# Vuelta Rims - product review



## bimini (Jul 2, 2003)

After ruining my OP rims on my training wheels last year on a curb (yeah I know, I also shreaded a shirt, a helmet and some skin) I decided to go with some cheap "disposable" rims on my training wheels.

I purchased a pair of 32 hole Red Vuelta Airliner 2 rims on ebay for about $45. These are always cheap on ebay. 

First impressions - The red is paint vs. annodizing but looks very nice. I like Red and these were the cheapest red rims I could find. The rims were very flat and round out of the box. They are solid rims, should take a pounding but a little on the heavy side, but that's okay for training wheels. Double wall construction and a little deeper section than the OPs. The eyelets are single instead of the doubles on the the OPs but not a problem. The seam is not nearly as nice as the OPs. I am not even sure if the seam is welded. There is a bar inside the rim that is rivited to either side of the seam. The wheels have a machined braking surface on both sides that is very true. It also has a wear indicator stripe.

Wheel build up - Being a little deeper than the OPs I had to use shorter spokes (about 3 mm shorter). I was hoping to reuse the old spokes but they were too long. I built the front wheel up using cheap straight gauge #14 SS spokes in a 3x pattern (bomb proof and cheap). I built the rear using cheap #14 Straights 3x on the drive side and DT #14/15/14 butted spokes 3x on the non-drive side. The wheels built up easily and nice.
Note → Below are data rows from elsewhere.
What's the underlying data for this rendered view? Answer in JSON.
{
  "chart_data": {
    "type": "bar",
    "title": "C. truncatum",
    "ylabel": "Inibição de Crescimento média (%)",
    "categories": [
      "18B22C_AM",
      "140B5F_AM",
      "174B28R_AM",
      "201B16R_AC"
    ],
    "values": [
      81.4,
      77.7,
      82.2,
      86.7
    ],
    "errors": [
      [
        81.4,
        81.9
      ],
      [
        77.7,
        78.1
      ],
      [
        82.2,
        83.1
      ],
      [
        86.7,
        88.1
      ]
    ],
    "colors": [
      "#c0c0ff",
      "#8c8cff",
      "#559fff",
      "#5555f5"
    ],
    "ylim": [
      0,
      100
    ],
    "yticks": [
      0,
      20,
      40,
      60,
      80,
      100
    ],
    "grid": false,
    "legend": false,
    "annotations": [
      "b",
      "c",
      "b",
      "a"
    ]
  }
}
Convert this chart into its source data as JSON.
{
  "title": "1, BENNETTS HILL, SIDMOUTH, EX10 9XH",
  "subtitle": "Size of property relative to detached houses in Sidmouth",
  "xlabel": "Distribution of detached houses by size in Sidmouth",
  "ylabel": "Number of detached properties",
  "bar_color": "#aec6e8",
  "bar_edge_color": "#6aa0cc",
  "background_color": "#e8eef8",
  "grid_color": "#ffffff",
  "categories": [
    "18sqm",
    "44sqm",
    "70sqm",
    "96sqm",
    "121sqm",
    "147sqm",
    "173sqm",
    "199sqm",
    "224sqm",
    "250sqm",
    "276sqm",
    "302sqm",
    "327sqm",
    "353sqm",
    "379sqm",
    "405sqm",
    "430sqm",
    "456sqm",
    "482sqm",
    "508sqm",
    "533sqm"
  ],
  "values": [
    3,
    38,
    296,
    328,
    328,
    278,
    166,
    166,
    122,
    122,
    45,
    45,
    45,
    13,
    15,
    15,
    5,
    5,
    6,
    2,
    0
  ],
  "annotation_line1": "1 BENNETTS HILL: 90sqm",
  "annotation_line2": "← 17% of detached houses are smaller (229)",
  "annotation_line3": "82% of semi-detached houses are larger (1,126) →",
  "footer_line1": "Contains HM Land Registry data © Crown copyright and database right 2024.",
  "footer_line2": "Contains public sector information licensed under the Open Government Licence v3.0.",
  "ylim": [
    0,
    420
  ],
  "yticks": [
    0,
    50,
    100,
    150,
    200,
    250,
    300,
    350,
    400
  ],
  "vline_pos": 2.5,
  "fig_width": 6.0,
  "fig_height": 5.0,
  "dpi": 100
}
Wheels came in very true (less than 1mm both dirrections) with even tension all around and no hops or other problems. Closer to perfect than my old OP wheels.

After two rides on rough roads the wheels are still perfectly true. I was worried about the seam, but it is not a problem. I could not feel it during braking. I'm not sure if it could turn into a problem down the road.

I am happy with the rims. Very solid bomb proof wheels. If I hit a curb again, no great loss, buy another pair and rebuild the wheels. Fine for putting the miles on and an attractive looking wheel. Red bike, red rims, red tires and red rider.


----------



## Dave Hickey (Jan 27, 2002)

Thanks for the review. I've wondered about those rims for a while. Did you get them from Icycles on Ebay?


----------



## bimini (Jul 2, 2003)

*Yes, Icycles*

I got the spokes from them also, they had the cheapest prices around. I had the rims in two days and the custom cut spokes in 3 days. Hard to tell the difference between the no name spokes and the DT's, they just don't have the butted spokes in no name.


----------



## DaveLobster (Feb 5, 2004)

*You really hit on it...*



bimini said:


> I am happy with the rims. Very solid bomb proof wheels. If I hit a curb again, no great loss, buy another pair and rebuild the wheels.


Isn't it amazing how empowering building your own wheels can be? 

I was on a ride and one of my buddy's hits a storm sewer grate with his $1000 TdF special edition Ksyriums (one yellow spoke!?), scraping the hell out of the rear rim's sidewall. I think he can probably just sand it out, but jeez, can you imagine if it was destroyed? Who knows how much it would cost to rebuild the wheel with a new rim. 

On the other hand, even my fanciest, lightest homebuilt wheels are only made with $40 rims (Velocity aerohead), so the most I could be out is that plus the cost of new spokes. I just couldn't enjoy $1000 wheels that I couldn't fix myself, no matter how great they ride because I'd be too worried about anything happening to them. 

-Dave


----------